Dann kommt das Vorkäsen. Mit der Harfe schneide ich die „Dickete“ in Käsekörner. Beim anschliessenden „Brennen“ werden die in der Molke schwimmenden Käsekörner auf 52°C erhitzt und dann von Hand mit „Bögli und Tuech“ in die Järbe (Käseformen) abgefüllt. Vor dem Mittagessen putze ich die Sennerei und schmiere den Käse im Käsekeller. Bis zum Abend wende ich den Käse, den ich heute gemacht habe, 5-6 mal. Das ist wichtig, damit er die Molke los wird und so lagerfähig wird.

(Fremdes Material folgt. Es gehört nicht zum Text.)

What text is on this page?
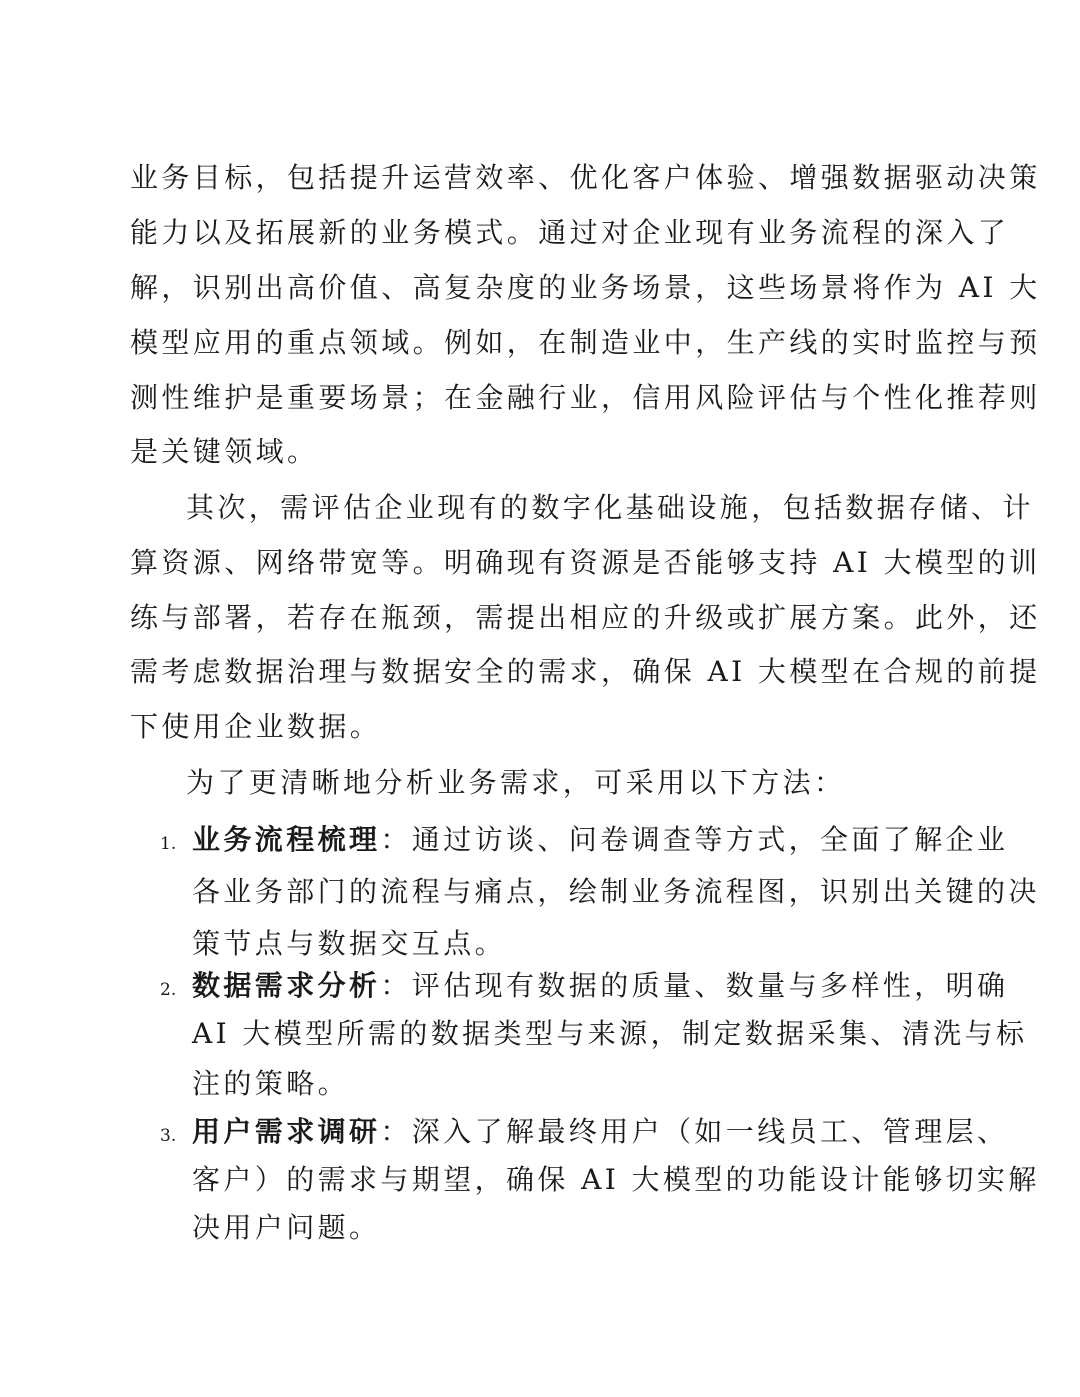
业务目标，包括提升运营效率、优化客户体验、增强数据驱动决策
能力以及拓展新的业务模式。通过对企业现有业务流程的深入了
解，识别出高价值、高复杂度的业务场景，这些场景将作为 AI 大
模型应用的重点领域。例如，在制造业中，生产线的实时监控与预
测性维护是重要场景；在金融行业，信用风险评估与个性化推荐则
是关键领域。
其次，需评估企业现有的数字化基础设施，包括数据存储、计
算资源、网络带宽等。明确现有资源是否能够支持 AI 大模型的训
练与部署，若存在瓶颈，需提出相应的升级或扩展方案。此外，还
需考虑数据治理与数据安全的需求，确保 AI 大模型在合规的前提
下使用企业数据。
为了更清晰地分析业务需求，可采用以下方法：
1. 业务流程梳理：通过访谈、问卷调查等方式，全面了解企业
各业务部门的流程与痛点，绘制业务流程图，识别出关键的决
策节点与数据交互点。
2. 数据需求分析：评估现有数据的质量、数量与多样性，明确
AI 大模型所需的数据类型与来源，制定数据采集、清洗与标
注的策略。
3. 用户需求调研：深入了解最终用户（如一线员工、管理层、
客户）的需求与期望，确保 AI 大模型的功能设计能够切实解
决用户问题。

Am Nachmittag gibt es immer etwas zu tun. Holz hacken, heuen, Unkraut mähen, Rinder kontrollieren…. Nach einem gemeinsamen Zvieri beginnt dann auch schon der Abendstall. Nochmals Melken, Kühe auslassen und ausmisten. Nach dem Znacht folgt noch ein bisschen „Alp-Büro“ und vor dem Insbettgehen noch einmal Käse wenden und Käsetücher waschen.

Am Abend sitzen wir gerne noch zusammen auf der Laube. Zum plaudern oder einfach zum Sonnenuntergang schauen. Aber manchmal sind wir dafür einfach zu müde und fallen ins Bett. Um 4:30 beginnt ja schon ein neuer Alptag!